Deep Reinforcement Learning for Longitudinal Control and Collision Avoidance in High-Risk Driving Scenarios

A novel deep reinforcement learning algorithm that effectively considers the behavior of both leading and following vehicles to enhance longitudinal control and collision avoidance in high-risk driving scenarios.

This study introduces a deep reinforcement learning-based algorithm for longitudinal control and collision avoidance in advanced driver assistance systems (ADAS). Existing ADAS technologies, such as adaptive cruise control (ACC) and automatic emergency braking (AEB), primarily focus on the vehicle directly ahead, often overlooking potential risks from following vehicles.
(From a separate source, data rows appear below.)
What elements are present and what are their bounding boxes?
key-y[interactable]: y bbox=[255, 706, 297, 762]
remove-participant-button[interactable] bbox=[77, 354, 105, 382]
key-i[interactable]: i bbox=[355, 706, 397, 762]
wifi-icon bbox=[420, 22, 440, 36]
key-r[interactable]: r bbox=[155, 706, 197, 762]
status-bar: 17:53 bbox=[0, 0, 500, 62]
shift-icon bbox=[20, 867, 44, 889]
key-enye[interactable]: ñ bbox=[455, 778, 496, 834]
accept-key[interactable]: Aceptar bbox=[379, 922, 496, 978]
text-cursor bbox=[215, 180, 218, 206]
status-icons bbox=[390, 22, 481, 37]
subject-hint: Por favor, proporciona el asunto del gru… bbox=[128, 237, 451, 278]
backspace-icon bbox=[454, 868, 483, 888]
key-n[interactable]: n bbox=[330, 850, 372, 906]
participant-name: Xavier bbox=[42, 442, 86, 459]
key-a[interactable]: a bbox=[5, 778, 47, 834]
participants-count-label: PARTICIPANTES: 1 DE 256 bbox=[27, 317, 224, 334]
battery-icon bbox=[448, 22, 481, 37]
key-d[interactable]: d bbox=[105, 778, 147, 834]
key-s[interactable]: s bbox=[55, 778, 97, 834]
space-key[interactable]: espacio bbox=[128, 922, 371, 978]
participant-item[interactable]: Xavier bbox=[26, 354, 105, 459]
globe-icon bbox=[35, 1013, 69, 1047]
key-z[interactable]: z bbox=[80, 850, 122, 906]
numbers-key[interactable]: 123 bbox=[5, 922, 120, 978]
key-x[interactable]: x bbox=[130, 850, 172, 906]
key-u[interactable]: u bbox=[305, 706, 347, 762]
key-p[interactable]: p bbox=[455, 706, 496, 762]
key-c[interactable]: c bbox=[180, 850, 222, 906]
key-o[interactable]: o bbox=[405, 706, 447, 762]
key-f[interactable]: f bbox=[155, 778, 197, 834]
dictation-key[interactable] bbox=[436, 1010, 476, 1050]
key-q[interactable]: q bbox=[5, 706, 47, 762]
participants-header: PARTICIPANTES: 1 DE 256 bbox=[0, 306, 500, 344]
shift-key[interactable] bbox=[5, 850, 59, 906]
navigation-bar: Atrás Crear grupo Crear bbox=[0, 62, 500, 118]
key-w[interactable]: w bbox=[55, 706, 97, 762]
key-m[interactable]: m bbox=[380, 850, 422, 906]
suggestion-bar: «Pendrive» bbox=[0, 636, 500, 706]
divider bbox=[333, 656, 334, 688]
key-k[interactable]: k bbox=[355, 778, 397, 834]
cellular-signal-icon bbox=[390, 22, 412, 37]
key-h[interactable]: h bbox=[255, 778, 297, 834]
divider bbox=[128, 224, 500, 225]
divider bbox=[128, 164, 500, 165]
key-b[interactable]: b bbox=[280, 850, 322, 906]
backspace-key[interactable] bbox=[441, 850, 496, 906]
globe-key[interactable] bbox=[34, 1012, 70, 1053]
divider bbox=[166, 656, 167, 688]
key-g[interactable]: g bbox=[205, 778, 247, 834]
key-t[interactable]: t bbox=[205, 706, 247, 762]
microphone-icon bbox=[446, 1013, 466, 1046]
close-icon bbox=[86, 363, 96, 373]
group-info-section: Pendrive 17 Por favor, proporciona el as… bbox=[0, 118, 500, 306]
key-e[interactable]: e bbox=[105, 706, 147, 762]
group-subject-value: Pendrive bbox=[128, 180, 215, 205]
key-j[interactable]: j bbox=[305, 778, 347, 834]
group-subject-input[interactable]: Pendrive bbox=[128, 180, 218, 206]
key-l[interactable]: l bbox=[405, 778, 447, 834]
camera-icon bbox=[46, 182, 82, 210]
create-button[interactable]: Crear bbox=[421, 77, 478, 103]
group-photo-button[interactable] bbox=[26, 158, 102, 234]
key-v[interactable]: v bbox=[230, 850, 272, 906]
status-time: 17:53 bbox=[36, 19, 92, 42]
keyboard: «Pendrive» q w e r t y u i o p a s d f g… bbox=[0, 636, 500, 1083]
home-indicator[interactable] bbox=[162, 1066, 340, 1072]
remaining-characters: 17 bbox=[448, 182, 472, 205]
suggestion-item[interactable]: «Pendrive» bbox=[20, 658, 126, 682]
This oversight can lead to ineffective handling of high-risk situations, such as high-speed, closely-spaced, multi-vehicle scenarios where emergency braking by one vehicle might trigger a pile-up collision. To overcome these limitations, the proposed algorithm effectively considers the behavior of both leading and following vehicles. The study utilizes the Deep Deterministic Policy Gradient (DDPG) reinforcement learning model to navigate complex vehicle-following situations and accommodate various vehicle types with different acceleration policies. The algorithm was evaluated in simulated high-risk scenarios, including emergency braking in dense traffic and multi-vehicle following scenarios. The results demonstrate the algorithm's ability to prevent potential pile-up collisions, including those involving heavy-duty vehicles, which traditional ADAS systems typically fail to address. The key highlights of the study include: Development of a vehicle brake and acceleration policy that enhances safety by addressing the potential safety risks from the following vehicles through the exploration of edge case collision scenarios. Development of a universally applicable algorithm designed to mitigate the incidence of serious pile-up collisions. Simulation studies showing that the DDPG-based algorithm effectively reduced collisions that traditional methods cannot avoid.

The leading vehicle activates emergency braking at a deceleration of -3 m/s^2. The heavy following vehicle exhibits a lower maximum deceleration of -6 m/s^2 compared to the light following vehicle with a standard AEB deceleration of -7.5 m/s^2.

"The proposed algorithm has the capability to dynamically select different deceleration in response to the behavior of both leading and following vehicles." "The RL algorithm optimally calculates the deceleration at each time step, allowing the ego vehicle to stop within the gap without any collisions." "The vehicles in the middle, which are controlled by the proposed RL algorithm, exhibit dynamically changing responses in terms of deceleration and acceleration."